The base apparatus handles four inputs. But in real laboratories, and in nationwide broadcast networks, the number of useful references can be greater and geographically dispersed. For this reason the architecture is designed to be scalable through cascading: the “consensus” output of one unit can become one of the inputs of a higher-level unit, building up to a tree topology in which a master apparatus collects results already pre-processed by peripheral units, each of which has already performed its own statistical cleanup of the local signals.

The same principle allows the integration of references that are not GNSS: PTP (IEEE 1588) distributed over Ethernet, dedicated optical signals over fiber, references carried by geostationary satellites. All of them become, from the system's point of view, “candidates” to be measured and compared. What matters is not the nature of the source: it is its coherence with the others.

The result is a system that is plural by construction: not based on GPS, nor on Galileo, nor on GLONASS specifically, but on their convergence and extendable, going forward, to any other time reference that becomes part of the metrological ecosystem. And it is precisely in this convergence between independent constellations and signals that the robustness of the entire architecture lies. A spoofing attack capable of simultaneously fooling three distinct orbital systems, operated by different powers and working on different frequencies, is a qualitatively different event from the disturbance of a single constellation; and even more so when, alongside satellite references, the apparatus is also comparing in real time a PTP signal carried over fiber, a dedicated optical reference, or a geostationary signal, sources that travel over physical channels and infrastructures entirely different from GNSS, and that would all have to be compromised at the same time for the deception to go unnoticed. The plurality of constellations is already a good level of protection; the plurality of the means by which time is distributed, radio waves from space, packets on Ethernet, pulses over optical fiber is what makes the system genuinely resistant.

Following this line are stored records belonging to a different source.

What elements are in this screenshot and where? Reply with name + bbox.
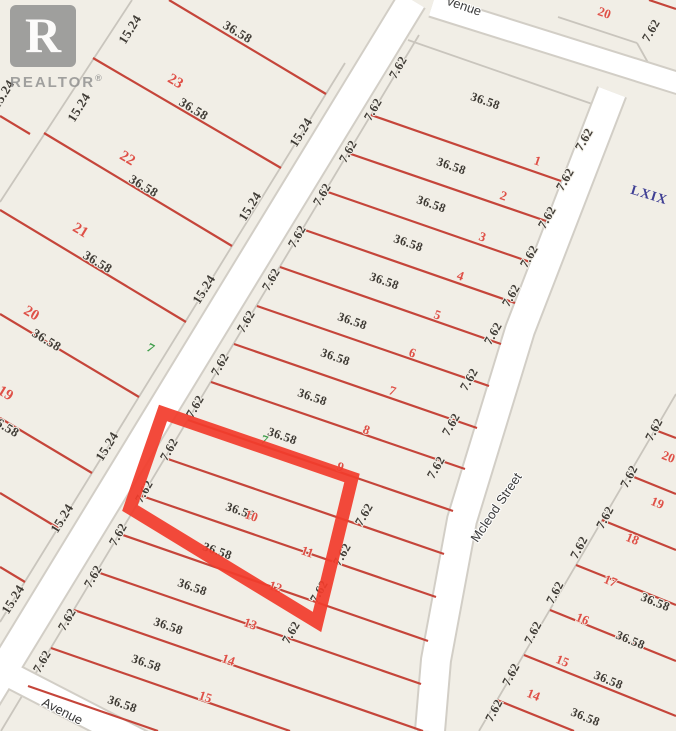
map-canvas[interactable]: 36.5836.5836.5836.5836.5836.5815.2415.24… [0,0,676,731]
plat-map-svg: 36.5836.5836.5836.5836.5836.5815.2415.24… [0,0,676,731]
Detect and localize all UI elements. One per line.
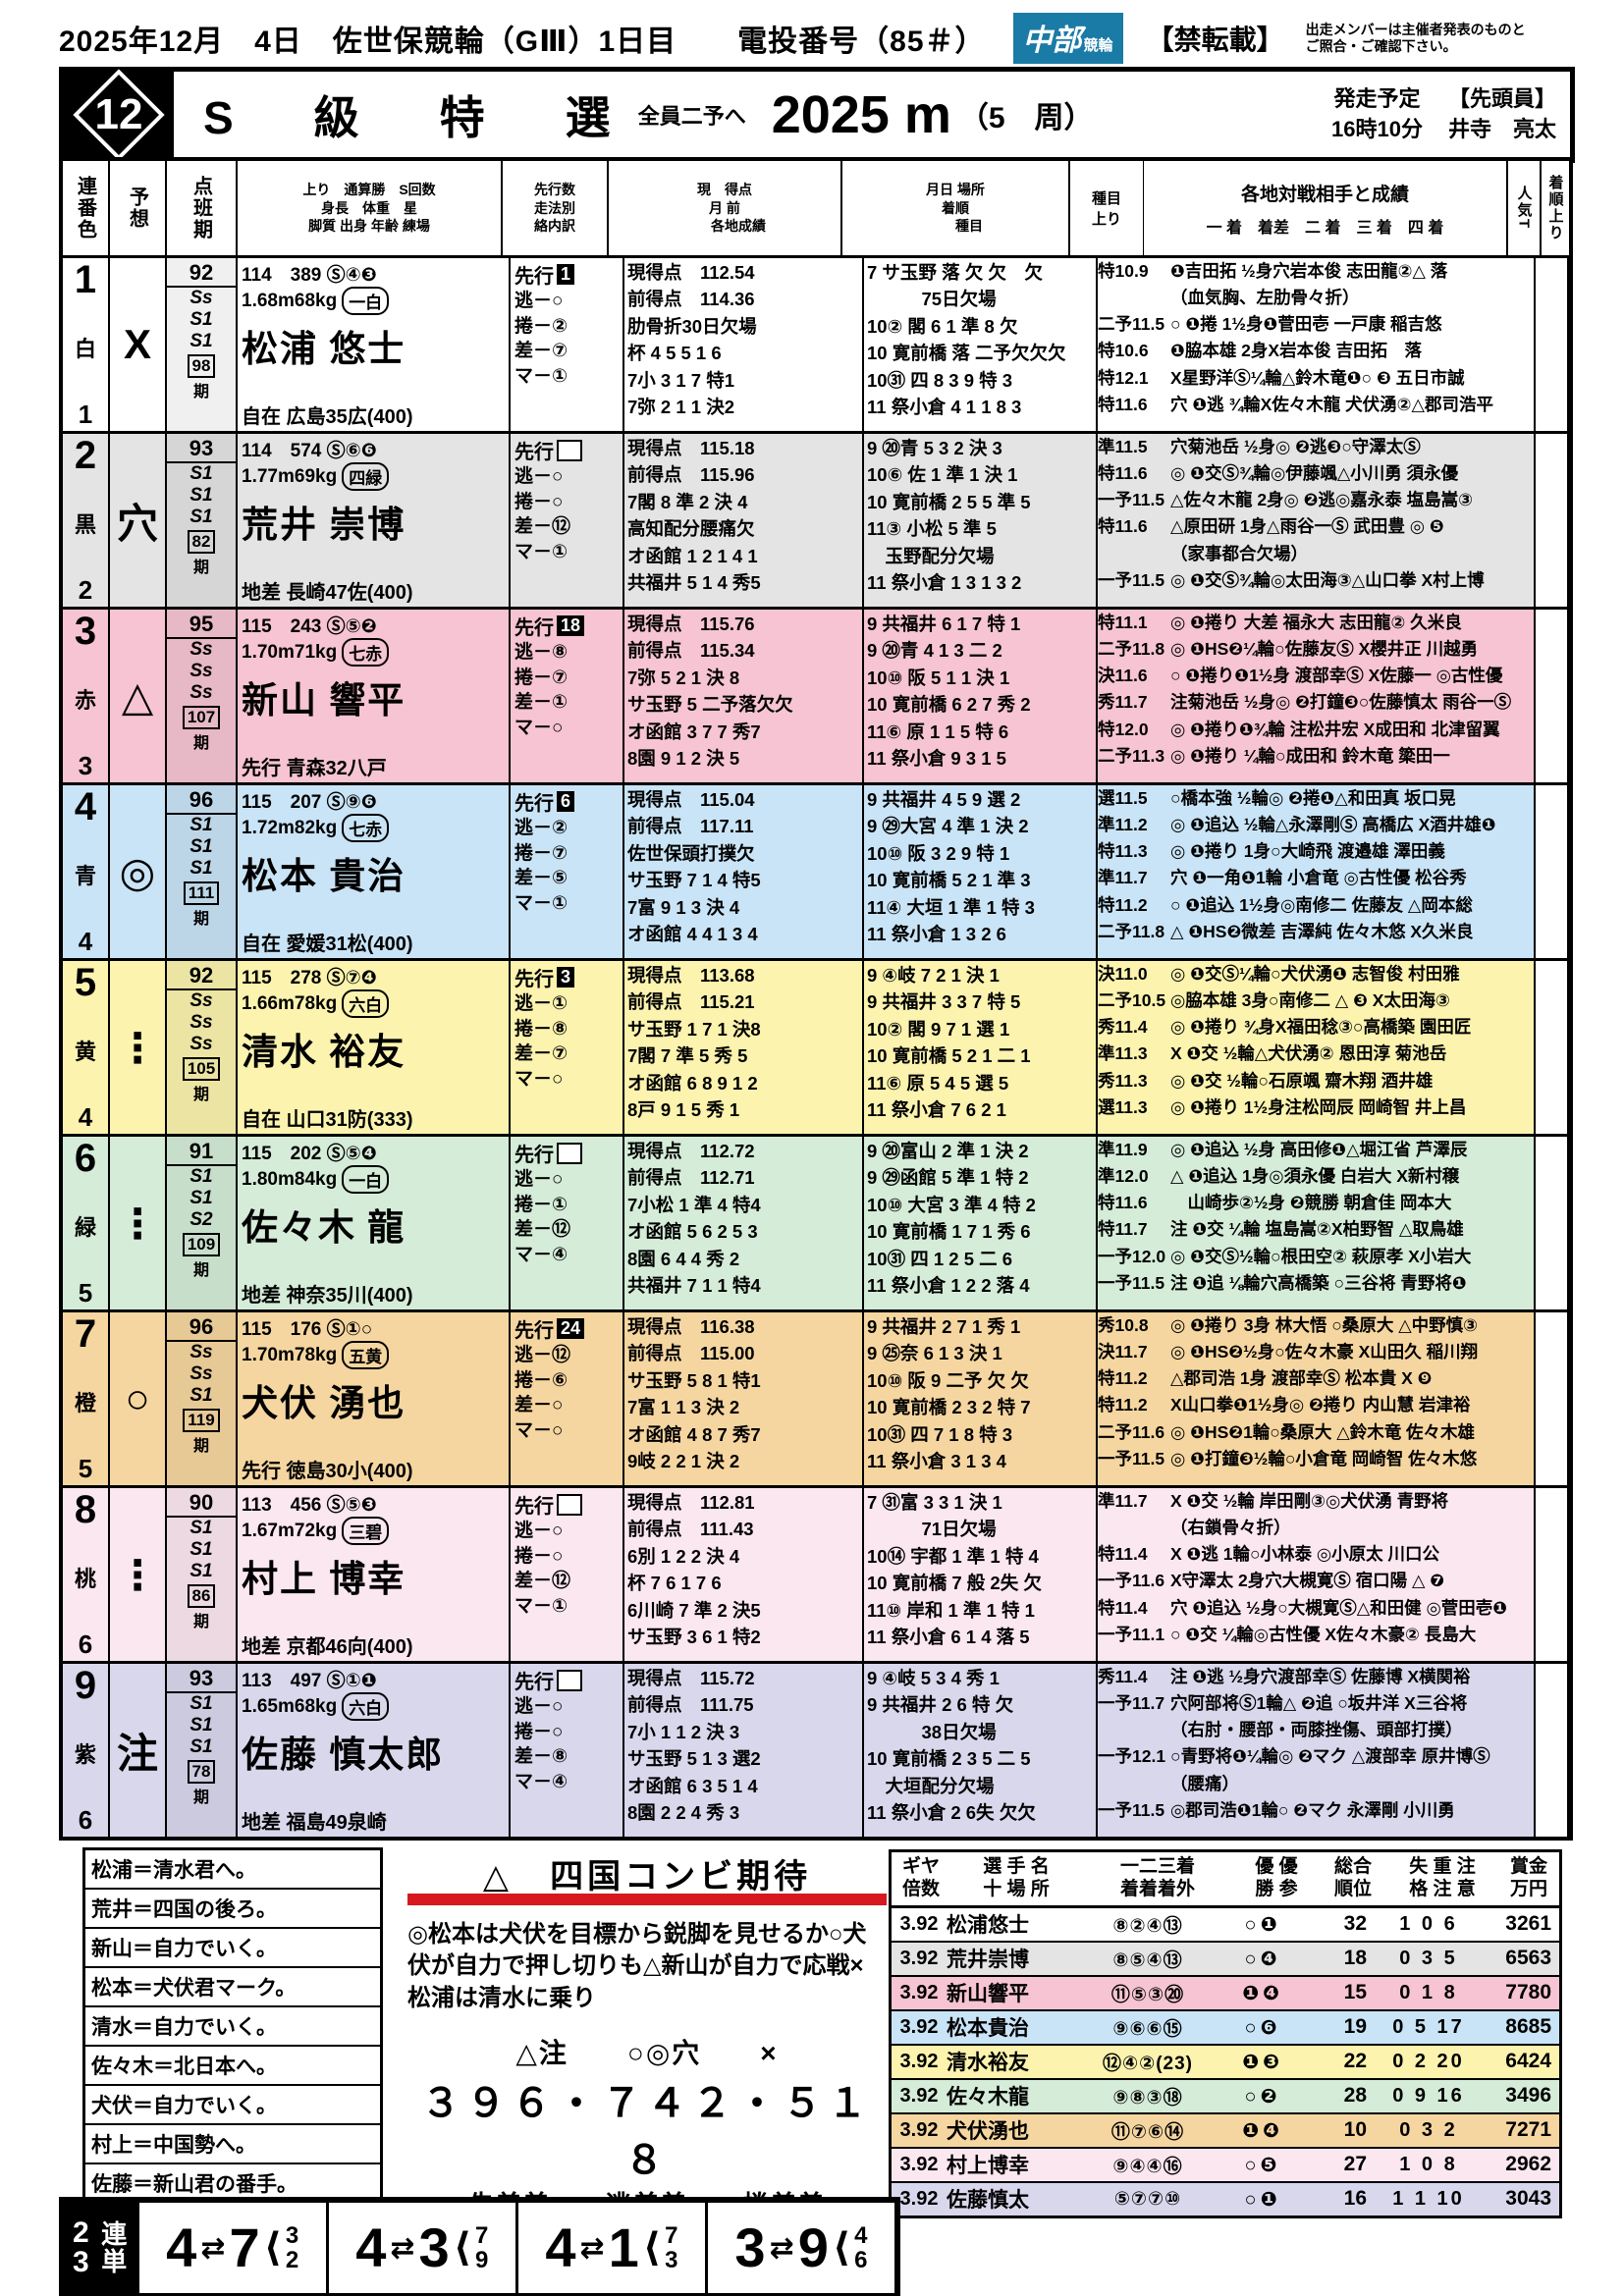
rider-tactic-line: 差－⑫ (514, 1569, 619, 1594)
rider-body-line: 1.66m78kg六白 (242, 989, 505, 1018)
opponent-lap-time: 一予12.0 (1098, 1244, 1170, 1270)
opponent-line: 一予11.5◎ ❶交Ⓢ¾輪◎太田海③△山口拳 X村上博 (1098, 567, 1534, 594)
opponent-lap-time: 一予11.7 (1098, 1690, 1170, 1717)
rider-class: Ss (189, 661, 212, 682)
rider-frame-cell: 5黄4 (63, 961, 110, 1134)
opponent-line: 特11.3◎ ❶捲り 1身○大崎飛 渡邉雄 澤田義 (1098, 838, 1534, 865)
rider-tactic-line: 差－⑤ (514, 866, 619, 891)
rider-profile-cell: 114 574 Ⓢ⑥❻1.77m69kg四緑荒井 崇博地差 長崎47佐(400) (238, 434, 511, 607)
rider-class: S1 (189, 1166, 212, 1188)
rentan-label-number: 3 (73, 2248, 89, 2277)
standings-overall-rank: 19 (1304, 2015, 1375, 2039)
opponent-text: X ❶交 ½輪△犬伏湧② 恩田淳 菊池岳 (1170, 1041, 1534, 1067)
opponent-text: （家事都合欠場） (1170, 541, 1534, 567)
senko-count: 24 (557, 1318, 584, 1339)
rider-score-line: サ玉野 1 7 1 決8 (627, 1016, 859, 1042)
opponent-line: 秀11.3◎ ❶交 ½輪○石原颯 齋木翔 酒井雄 (1098, 1068, 1534, 1095)
standings-gear: 3.92 (892, 1948, 947, 1970)
rider-style-line: 地差 神奈35川(400) (242, 1279, 505, 1308)
rider-class: S1 (189, 1693, 212, 1715)
rider-comment-line: 村上＝中国勢へ。 (85, 2125, 380, 2164)
opponent-text: △郡司浩 1身 渡部幸Ⓢ 松本貴 X ❾ (1170, 1365, 1534, 1392)
opponent-text: △ ❶HS❷微差 吉澤純 佐々木悠 X久米良 (1170, 919, 1534, 945)
rider-term: 111 (184, 881, 220, 905)
rider-waku-number: 4 (79, 929, 92, 954)
rider-style-line: 地差 京都46向(400) (242, 1630, 505, 1659)
opponent-lap-time: 特12.1 (1098, 365, 1170, 392)
standings-body: 3.92松浦悠士⑧②④⑬○❶321 0 632613.92荒井崇博⑧⑤④⑬○❹1… (892, 1908, 1559, 2216)
race-distance: 2025 m (772, 84, 951, 145)
rider-star: 五黄 (342, 1341, 389, 1369)
standings-row: 3.92佐々木龍⑨⑧③⑱○❷280 9 163496 (892, 2080, 1559, 2114)
rider-score-line: 現得点 115.04 (627, 786, 859, 813)
rider-term-label: 期 (193, 1256, 209, 1280)
rider-color-name: 黄 (75, 1041, 96, 1063)
opponent-text: ○ ❶捲 1½身❶菅田壱 一戸康 稲吉悠 (1170, 311, 1534, 338)
rider-profile-cell: 113 497 Ⓢ①❶1.65m68kg六白佐藤 慎太郎地差 福島49泉崎 (238, 1664, 511, 1837)
rider-result-line: 10 寛前橋 2 3 2 特 7 (867, 1394, 1093, 1420)
rider-result-line: 11⑥ 原 5 4 5 選 5 (867, 1070, 1093, 1096)
rider-rank-cell: 96SsSsS1119期 (167, 1312, 238, 1485)
rider-score-line: オ函館 5 6 2 5 3 (627, 1218, 859, 1245)
rider-career-line: 115 207 Ⓢ⑨❻ (242, 787, 505, 814)
chubu-keirin-logo: 中部 競輪 (1013, 13, 1123, 64)
opponent-line: 決11.6○ ❶捲り❶1½身 渡部幸Ⓢ X佐藤一 ◎古性優 (1098, 663, 1534, 689)
standings-wins: ❶❹ (1221, 2118, 1304, 2143)
opponent-text: ○ ❶交 ¼輪◎古性優 X佐々木豪② 長島大 (1170, 1622, 1534, 1648)
opponent-text: ◎ ❶捲り ¼輪○成田和 鈴木竜 簗田一 (1170, 743, 1534, 770)
rider-senko-line: 先行18 (514, 612, 619, 640)
standings-prize: 7271 (1483, 2118, 1559, 2142)
opponent-line: 準11.2◎ ❶追込 ½輪△永澤剛Ⓢ 高橋広 X酒井雄❶ (1098, 812, 1534, 838)
race-laps: （5 周） (959, 93, 1094, 136)
rentan-thirds: 32 (286, 2223, 298, 2272)
rider-score-line: 杯 4 5 5 1 6 (627, 340, 859, 366)
rider-class: Ss (189, 639, 212, 661)
standings-rider-name: 松浦悠士 (947, 1909, 1074, 1939)
rider-prediction-mark: 注 (110, 1664, 167, 1837)
angle-bracket-icon: ⟨ (454, 2225, 471, 2270)
standings-penalties: 0 9 16 (1375, 2085, 1483, 2108)
opponent-lap-time: 準11.5 (1098, 434, 1170, 460)
prediction-title: △ 四国コンビ期待 (475, 1849, 819, 1899)
rider-score-line: 7閣 7 準 5 秀 5 (627, 1042, 859, 1069)
rider-result-line: 9 共福井 2 6 特 欠 (867, 1691, 1093, 1718)
start-time: 発走予定 16時10分 (1331, 84, 1423, 145)
rider-result-line: 75日欠場 (867, 286, 1093, 312)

Applications: from broadcast to the laboratory

In broadcast environments, the system addresses a concrete need: ensuring the synchrony of DVB-T2, DAB, and 5G Broadcast networks while preserving a safety margin even in scenarios of partial GNSS degradation. The ability to recognize and isolate a compromised source, before it propagates the error to the network, is a requirement that will become increasingly stringent as the standards evolve.

In laboratory and industrial metrology environments, the same apparatus enables correlation of measurements made on distant benches, disciplines secondary oscillators (even high-quality ones, such as commercial rubidium oscillators) without exposing them to the fluctuations of a single radio, and supports building distributed test systems in which every station shares a common, protected time anchor.

In both domains, the value is not in the absolute precision of the individual instrument, that is ultimately provided by the physics of the constellations, but in the quality of the decision-making process by which the system chooses whom to believe, instant by instant.

In summary

To synchronize, today, means something more than locking onto a satellite: it means building an architecture capable of critically evaluating its own sources, of tolerating their failures, and of carrying on its task even when one of them lies. It is a way of working that closely resembles what national metrology institutes have been doing for decades with their hydrogen maser and cesium oscillators: keeping multiple clocks under observation, and trusting consensus. The difference is that this approach can today be brought outside the laboratory, onto the mountain mast, onto the test bench, into the data center rack, with compact, modular, and replicable instruments.

And in an age in which synchrony has become a critical infrastructure on a par with electrical power, this is a shift in perspective worth adopting before it becomes necessary.